As part of their efforts to rein in costs, employers are also more likely than before to ask employees to verify that dependents are eligible for coverage, say experts. More than 40 percent of ineligible dependents are children younger than 19, says Karen Frost, health and welfare practice leader for human resources consultant Hewitt Associates. Often the eligibility change is part of the fallout from divorce. Children may no longer live with or be financially dependent on the parent whose insurance covered them, for example, potentially making them ineligible under plan rules. “Most of the time, employees are covering ineligible dependents because they don’t know the rules” of their plan, says Frost.

This can also be true for adult children on their parents’ plans.

Prohibition On Coverage Exclusions For Children With Preexisting Conditions

Employer plans can no longer refuse to cover children younger than 19 because they were born with or develop a serious medical condition.

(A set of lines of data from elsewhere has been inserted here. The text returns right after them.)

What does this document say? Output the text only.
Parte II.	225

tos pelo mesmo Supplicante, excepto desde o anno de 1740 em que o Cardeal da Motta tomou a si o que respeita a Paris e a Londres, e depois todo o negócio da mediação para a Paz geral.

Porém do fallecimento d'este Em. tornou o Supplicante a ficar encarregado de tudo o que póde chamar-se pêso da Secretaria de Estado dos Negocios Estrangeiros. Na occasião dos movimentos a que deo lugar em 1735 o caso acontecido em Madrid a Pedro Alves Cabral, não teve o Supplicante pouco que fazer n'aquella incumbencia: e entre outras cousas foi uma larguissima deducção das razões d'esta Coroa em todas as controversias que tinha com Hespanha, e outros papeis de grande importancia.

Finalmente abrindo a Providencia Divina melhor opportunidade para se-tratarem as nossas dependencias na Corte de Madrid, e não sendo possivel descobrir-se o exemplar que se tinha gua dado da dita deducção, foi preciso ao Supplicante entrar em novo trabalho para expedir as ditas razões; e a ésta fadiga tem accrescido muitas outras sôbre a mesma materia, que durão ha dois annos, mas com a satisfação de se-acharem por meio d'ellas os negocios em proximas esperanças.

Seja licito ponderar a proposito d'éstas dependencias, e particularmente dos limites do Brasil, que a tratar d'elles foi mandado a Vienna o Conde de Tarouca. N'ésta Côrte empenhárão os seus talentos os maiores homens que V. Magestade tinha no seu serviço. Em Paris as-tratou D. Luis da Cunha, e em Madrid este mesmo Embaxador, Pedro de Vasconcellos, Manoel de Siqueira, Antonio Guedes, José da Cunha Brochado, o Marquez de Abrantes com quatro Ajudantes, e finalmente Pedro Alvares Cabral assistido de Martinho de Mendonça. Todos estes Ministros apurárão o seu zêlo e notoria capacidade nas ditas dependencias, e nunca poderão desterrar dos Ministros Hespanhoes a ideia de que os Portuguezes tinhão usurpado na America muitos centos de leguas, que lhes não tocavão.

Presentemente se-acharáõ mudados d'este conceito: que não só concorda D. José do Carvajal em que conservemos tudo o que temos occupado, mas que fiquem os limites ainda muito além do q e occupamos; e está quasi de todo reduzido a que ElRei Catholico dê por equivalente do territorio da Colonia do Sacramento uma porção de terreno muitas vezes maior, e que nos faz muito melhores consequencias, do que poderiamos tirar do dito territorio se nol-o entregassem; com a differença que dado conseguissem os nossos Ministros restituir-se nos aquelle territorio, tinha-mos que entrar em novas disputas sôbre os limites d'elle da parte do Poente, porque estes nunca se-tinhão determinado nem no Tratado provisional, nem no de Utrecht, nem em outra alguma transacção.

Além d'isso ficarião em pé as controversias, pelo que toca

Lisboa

The ban on coverage exclusions also applies to new individual policies purchased for a child.

However, even though the new law allows adult children to remain on their parents’ plan until age 26, once they are 19 they could be refused coverage for a preexisting condition, says Tracy Watts, a partner at Mercer.

A similar ban on coverage exclusions for adults goes into effect in 2014.

Restriction On Annual Dollar Coverage Limits

In general, employer plans can’t impose annual coverage limits of less than $750,000 for “essential” health benefits, including hospital services, drugs, emergency services and maternity and newborn care. The maximum limits increase every year and they are eliminated in 2014. These limits apply to new individual policies, too.

Additional provisions take effect on or after Sept. 23 for new plans offered by employers or purchased by individuals since March 23. These include requirements that insurers:

–Cover the full cost of preventive services that have the highest recommendation of the U.S. Preventive Services Task Force.

–Allow women to see an OB-GYN without a referral.

–Do not make plan members pay higher co-payments or coinsurance for out-of-network emergency services.